P.M. – Sans doute, le cours de la littérature va avec l’épuisement du sens, ou sa démultiplication, ce qui revient au même : si le sens disparaît c’est à cause de son trop plein. Et il n’y a pas du tout là de quoi se désespérer : la perte du sens, c’est une illusion qui s’effrite. Or, si la littérature sert à quelque chose, c’est bien à cela : elle nous exerce à nous déprendre de nos illusions. Et c’est pourquoi il ne faut surtout pas la réinscrire dans un nouveau système d’illusions, dont les critères seraient seulement formulés. Il faut, à l’inverse, faire travailler ses schèmes dans ce qu’ils ont de corrosif.

C.A.. – Ce n’est pas le seul modèle à être caduc. Et à ce propos je voudrais enchaîner sur autre chose, la question qui pourrait conclure l’entretien : toute la pensée qui précède le marxisme a été préoccupée de l’art en général et lui donnait une place essentielle. Et avec l’essor du capitalisme, l’antagonisme des classes, la théorie marxiste de la structure et de la superstructure a fait de l’art une superstructure éloignée, comme disait Engels. D’où le marxisme le plus sec a évacué cette dimension du social. Or, si on pouvait à la limite admettre que dans ce cadre la perspective d’un affrontement de classes, et du grand soir, justifiait la primauté du politique comme instrument de la prise du pouvoir, il semble bien qu’aujourd’hui l’histoire remet tout à plat ; et on voit une résurgence des grandes questions extra politiques – quoique d’une certaine façon, à la périphérie du marxisme, l’Ecole de Francfort, Marcuse, Adorno, et Benjamin, n’ont jamais cessé de penser l’art comme une question capitale.

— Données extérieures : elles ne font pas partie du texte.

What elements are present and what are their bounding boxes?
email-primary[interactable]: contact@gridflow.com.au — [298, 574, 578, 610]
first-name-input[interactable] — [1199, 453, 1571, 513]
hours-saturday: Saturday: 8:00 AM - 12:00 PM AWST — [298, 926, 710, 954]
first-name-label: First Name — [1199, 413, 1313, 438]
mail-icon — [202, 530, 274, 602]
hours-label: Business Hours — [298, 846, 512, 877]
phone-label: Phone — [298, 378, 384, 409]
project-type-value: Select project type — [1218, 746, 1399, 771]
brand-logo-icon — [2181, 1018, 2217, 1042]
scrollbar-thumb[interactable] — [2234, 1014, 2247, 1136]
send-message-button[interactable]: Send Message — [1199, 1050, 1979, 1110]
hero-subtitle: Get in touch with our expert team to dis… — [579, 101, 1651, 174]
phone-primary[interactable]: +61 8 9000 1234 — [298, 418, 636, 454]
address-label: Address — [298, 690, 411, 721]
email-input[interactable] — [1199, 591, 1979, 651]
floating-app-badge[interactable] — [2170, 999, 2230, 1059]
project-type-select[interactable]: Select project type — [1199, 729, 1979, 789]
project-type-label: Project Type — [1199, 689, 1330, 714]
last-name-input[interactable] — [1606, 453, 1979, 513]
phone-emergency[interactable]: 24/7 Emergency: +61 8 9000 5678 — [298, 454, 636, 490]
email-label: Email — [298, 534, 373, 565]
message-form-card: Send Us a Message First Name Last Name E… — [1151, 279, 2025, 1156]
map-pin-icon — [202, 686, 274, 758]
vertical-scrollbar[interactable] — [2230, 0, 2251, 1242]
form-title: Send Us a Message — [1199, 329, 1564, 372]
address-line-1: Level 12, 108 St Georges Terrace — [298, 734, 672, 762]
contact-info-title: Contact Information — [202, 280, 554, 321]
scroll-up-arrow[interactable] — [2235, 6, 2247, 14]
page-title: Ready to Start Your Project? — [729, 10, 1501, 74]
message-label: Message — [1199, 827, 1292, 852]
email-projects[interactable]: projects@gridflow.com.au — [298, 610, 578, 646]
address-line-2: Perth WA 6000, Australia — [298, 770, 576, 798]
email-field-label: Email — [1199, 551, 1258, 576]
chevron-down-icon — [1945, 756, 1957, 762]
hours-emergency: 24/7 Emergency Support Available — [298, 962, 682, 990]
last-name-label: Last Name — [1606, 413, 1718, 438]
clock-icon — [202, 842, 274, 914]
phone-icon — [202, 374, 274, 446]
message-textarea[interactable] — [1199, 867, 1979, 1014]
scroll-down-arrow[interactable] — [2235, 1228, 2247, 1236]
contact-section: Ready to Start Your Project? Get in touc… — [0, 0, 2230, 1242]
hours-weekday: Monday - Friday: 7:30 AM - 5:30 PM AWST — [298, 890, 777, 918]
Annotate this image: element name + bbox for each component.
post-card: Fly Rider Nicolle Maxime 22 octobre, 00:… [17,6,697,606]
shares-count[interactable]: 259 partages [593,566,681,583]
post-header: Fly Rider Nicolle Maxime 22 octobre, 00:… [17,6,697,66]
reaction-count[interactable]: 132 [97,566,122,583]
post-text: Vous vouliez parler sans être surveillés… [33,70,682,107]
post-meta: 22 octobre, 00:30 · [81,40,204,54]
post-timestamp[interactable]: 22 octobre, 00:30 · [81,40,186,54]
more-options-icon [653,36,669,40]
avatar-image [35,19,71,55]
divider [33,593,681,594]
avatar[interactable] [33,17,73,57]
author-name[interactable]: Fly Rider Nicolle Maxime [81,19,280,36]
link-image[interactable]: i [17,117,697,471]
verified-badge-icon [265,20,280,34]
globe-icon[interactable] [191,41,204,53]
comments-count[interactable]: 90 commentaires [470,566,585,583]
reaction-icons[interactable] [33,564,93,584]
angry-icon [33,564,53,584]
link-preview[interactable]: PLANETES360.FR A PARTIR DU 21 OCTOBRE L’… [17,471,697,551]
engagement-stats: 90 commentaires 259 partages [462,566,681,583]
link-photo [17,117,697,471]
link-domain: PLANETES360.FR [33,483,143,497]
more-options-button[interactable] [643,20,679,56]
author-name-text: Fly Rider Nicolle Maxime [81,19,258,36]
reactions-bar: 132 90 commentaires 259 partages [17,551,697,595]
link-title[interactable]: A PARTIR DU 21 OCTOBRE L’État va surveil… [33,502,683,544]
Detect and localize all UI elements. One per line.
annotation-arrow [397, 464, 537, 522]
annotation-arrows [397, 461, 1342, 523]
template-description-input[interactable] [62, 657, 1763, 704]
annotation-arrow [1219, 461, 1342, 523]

Alors : comment entendre aujourd’hui la place de l’art, et corrélativement celle du politique, par rapport à cette hiérarchisation structure/superstructure du marxisme ?

P.M. – Je dirais qu’aujourd’hui plus que jamais il est interdit d’isoler l’art, de le constituer comme une entité autonome, ce qu’on faisait d’une certaine façon en le cantonnant dans la région des super structures. L’importance de l’art vient de ce qu’il est complètement immergé, impliqué, dans la vie sociale, politique. La littérature, avec ses figures de fabulation propre, est engagée dans la vie réelle des hommes, où les rapports imaginaires n’ont pas seulement une valeur d’image, de représentation, de reflet. C’est pourquoi je trouve aussi dangereux de conférer à l’art une valeur strictement esthétique : son importance est bien plus grande, parce qu’elle se situe sur un autre plan, non pas hors monde, en relation avec un projet d’évasion, mais dans le monde, ici et maintenant, où les oeuvres littéraires, que nous le voulions ou non, que nous le sachions ou non, continuent à vivre et à produire leurs effets, qui sont des effets tout à fait réels. En présentant la littérature comme une expérience de pensée, je ne tends donc pas à en faire quelque chose de purement idéel, mais je cherche au contraire à lui restituer sa dimension la plus matérielle.